Por Tatiane Correia, compartilhado de Jornal GGN




Eduardo Lobo, professor da UFSC. Foto: Reprodução de vídeo

O Tribunal de Contas da União (TCU) pode ter determinado o arquivamento de representação movida contra a Universidade Federal de Santa Catarina (UFSC), mas o impacto causado na vida dos professores acusados não será esquecido tão cedo.

Uma das consequências da ação, conhecida como Ouvidos Moucos e executada em molde semelhante ao da Operação Lava Jato, foi o suicídio do então reitor da UFSC, Luiz Carlos Cancellier de Olivo, na cidade de Florianópolis.

O atual professor associado do curso de engenharia civil da UFSC Eduardo Lobo foi um dos envolvidos na operação policial, e chegou a ficar detido por 36 horas no Presídio Masculino Regional de Florianópolis, conhecido como Penitenciária da Agronômica.

Lobo se lembra do dia em que a Polícia Federal bateu em sua porta: 14 de setembro de 2017, uma quinta-feira. “Em setembro, batem na minha porta quatro policiais: um delegado, um escrivão e dois agentes, devidamente trajados e armados na porta”.

“Eu me lembro que a mídia corporativa divulgava a história do herói policial, do policial federal”, diz Lobo. “Meu filho, na época, estava em idade de fazer vestibular.

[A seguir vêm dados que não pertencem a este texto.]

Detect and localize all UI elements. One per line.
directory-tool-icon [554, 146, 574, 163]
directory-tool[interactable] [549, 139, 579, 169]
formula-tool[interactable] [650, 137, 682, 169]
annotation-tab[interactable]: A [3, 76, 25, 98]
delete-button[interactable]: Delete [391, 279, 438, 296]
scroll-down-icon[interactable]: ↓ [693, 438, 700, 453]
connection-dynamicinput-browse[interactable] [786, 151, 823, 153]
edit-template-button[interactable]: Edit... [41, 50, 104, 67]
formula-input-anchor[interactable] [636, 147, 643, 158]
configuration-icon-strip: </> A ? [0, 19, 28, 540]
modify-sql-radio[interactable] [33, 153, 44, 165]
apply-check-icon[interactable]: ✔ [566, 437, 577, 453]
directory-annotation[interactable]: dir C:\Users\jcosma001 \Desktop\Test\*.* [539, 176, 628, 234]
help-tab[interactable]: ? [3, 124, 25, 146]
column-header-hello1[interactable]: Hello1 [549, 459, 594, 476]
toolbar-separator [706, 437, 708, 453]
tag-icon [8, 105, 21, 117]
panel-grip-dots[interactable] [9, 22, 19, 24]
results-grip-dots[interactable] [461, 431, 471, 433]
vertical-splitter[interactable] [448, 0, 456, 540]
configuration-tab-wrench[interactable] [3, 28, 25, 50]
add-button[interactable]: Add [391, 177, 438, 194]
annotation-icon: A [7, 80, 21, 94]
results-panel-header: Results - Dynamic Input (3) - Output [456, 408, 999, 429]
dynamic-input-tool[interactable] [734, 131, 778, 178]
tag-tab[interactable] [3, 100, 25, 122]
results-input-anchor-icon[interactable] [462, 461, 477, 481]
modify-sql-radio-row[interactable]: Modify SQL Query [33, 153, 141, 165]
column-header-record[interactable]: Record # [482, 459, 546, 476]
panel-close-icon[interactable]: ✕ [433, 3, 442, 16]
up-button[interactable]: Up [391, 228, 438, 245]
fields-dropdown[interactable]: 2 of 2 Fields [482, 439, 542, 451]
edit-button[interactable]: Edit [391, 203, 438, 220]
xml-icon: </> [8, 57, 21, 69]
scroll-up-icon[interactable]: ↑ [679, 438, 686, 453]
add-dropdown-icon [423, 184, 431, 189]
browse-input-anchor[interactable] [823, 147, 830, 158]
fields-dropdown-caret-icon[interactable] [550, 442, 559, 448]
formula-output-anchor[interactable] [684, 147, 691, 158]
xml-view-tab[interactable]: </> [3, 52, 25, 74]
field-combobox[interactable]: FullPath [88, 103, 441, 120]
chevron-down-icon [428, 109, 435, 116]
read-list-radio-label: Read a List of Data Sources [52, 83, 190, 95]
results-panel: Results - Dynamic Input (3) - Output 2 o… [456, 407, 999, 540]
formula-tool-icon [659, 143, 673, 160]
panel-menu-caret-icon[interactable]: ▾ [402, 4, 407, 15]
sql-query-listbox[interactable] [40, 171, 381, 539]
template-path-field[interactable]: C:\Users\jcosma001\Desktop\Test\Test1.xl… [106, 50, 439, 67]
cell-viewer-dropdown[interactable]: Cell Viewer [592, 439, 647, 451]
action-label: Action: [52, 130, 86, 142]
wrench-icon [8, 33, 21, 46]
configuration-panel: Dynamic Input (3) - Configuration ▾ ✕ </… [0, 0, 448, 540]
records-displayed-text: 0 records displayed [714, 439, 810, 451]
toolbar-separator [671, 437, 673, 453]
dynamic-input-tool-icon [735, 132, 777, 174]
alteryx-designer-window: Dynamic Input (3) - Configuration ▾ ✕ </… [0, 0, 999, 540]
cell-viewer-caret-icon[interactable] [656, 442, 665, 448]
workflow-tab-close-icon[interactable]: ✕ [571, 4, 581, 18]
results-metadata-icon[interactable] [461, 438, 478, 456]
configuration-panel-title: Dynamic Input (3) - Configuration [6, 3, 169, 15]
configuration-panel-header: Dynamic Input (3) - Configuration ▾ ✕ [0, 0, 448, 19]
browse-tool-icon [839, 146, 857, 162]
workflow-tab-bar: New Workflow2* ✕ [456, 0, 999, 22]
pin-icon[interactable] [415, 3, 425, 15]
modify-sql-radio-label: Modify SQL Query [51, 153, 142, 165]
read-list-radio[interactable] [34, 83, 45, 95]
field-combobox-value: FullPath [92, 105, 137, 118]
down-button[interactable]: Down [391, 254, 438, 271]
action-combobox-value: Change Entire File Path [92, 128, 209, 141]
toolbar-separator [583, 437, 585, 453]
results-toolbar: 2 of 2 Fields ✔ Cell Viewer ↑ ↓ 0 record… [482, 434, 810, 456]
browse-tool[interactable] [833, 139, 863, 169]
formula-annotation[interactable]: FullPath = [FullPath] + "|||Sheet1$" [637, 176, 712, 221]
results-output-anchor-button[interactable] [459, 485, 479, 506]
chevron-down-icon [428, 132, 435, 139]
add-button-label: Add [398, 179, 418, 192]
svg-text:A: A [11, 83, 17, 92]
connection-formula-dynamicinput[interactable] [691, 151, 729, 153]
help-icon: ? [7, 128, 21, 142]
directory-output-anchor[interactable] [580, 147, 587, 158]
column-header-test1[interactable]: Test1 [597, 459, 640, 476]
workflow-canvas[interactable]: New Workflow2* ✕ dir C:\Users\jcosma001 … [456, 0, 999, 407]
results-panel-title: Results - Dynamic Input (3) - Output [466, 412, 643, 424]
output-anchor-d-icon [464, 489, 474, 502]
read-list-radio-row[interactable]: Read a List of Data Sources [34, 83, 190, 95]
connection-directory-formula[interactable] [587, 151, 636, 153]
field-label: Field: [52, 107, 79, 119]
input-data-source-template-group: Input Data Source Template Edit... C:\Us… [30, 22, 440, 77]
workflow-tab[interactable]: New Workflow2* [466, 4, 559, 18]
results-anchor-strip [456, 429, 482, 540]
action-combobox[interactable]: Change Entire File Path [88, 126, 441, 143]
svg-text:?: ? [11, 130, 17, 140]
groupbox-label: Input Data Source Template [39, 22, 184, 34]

Estava com uns 16, 17 anos. Ele abre a porta e colocam uma Glock na cara dele perguntando se tinha arma. ‘Não tem arma não, baixa essa arma por favor que aqui não tem arma’, né? Foi assim que começou a história toda”.

Inconsistência

A decisão divulgada pelo TCU na última semana se refere a um superfaturamento no aluguel de veículos para a execução de projetos de cursos à distância no sistema Universidade Aberta do Brasil (UAB) – segundo Lobo, tal locação foi feita para o Departamento de Física, e teve origem entre 2014 e 2015.

De acordo com Lobo, o Ministério Público Federal e a Justiça Federal dividiram a operação Ouvidos Moucos em duas partes: uma relacionada ao Departamento de Física, cuja responsabilidade era a locação de veículos, e uma relacionada a bolsas de estudos e gestão dos cursos de administração na modalidade EaD.

Na época, o acadêmico trabalhava no departamento de Administração. “A única conexão é que a operação se pautou em duas fake News: a primeira da locação de veículos, e a segunda de desvios de bolsas no curso de administração. Por que a PF ou por que a o corregedor da época quis pegar esse curso? Porque era o maior, era o que tinha mais aluno, e tinha maior orçamento”, afirma Lobo.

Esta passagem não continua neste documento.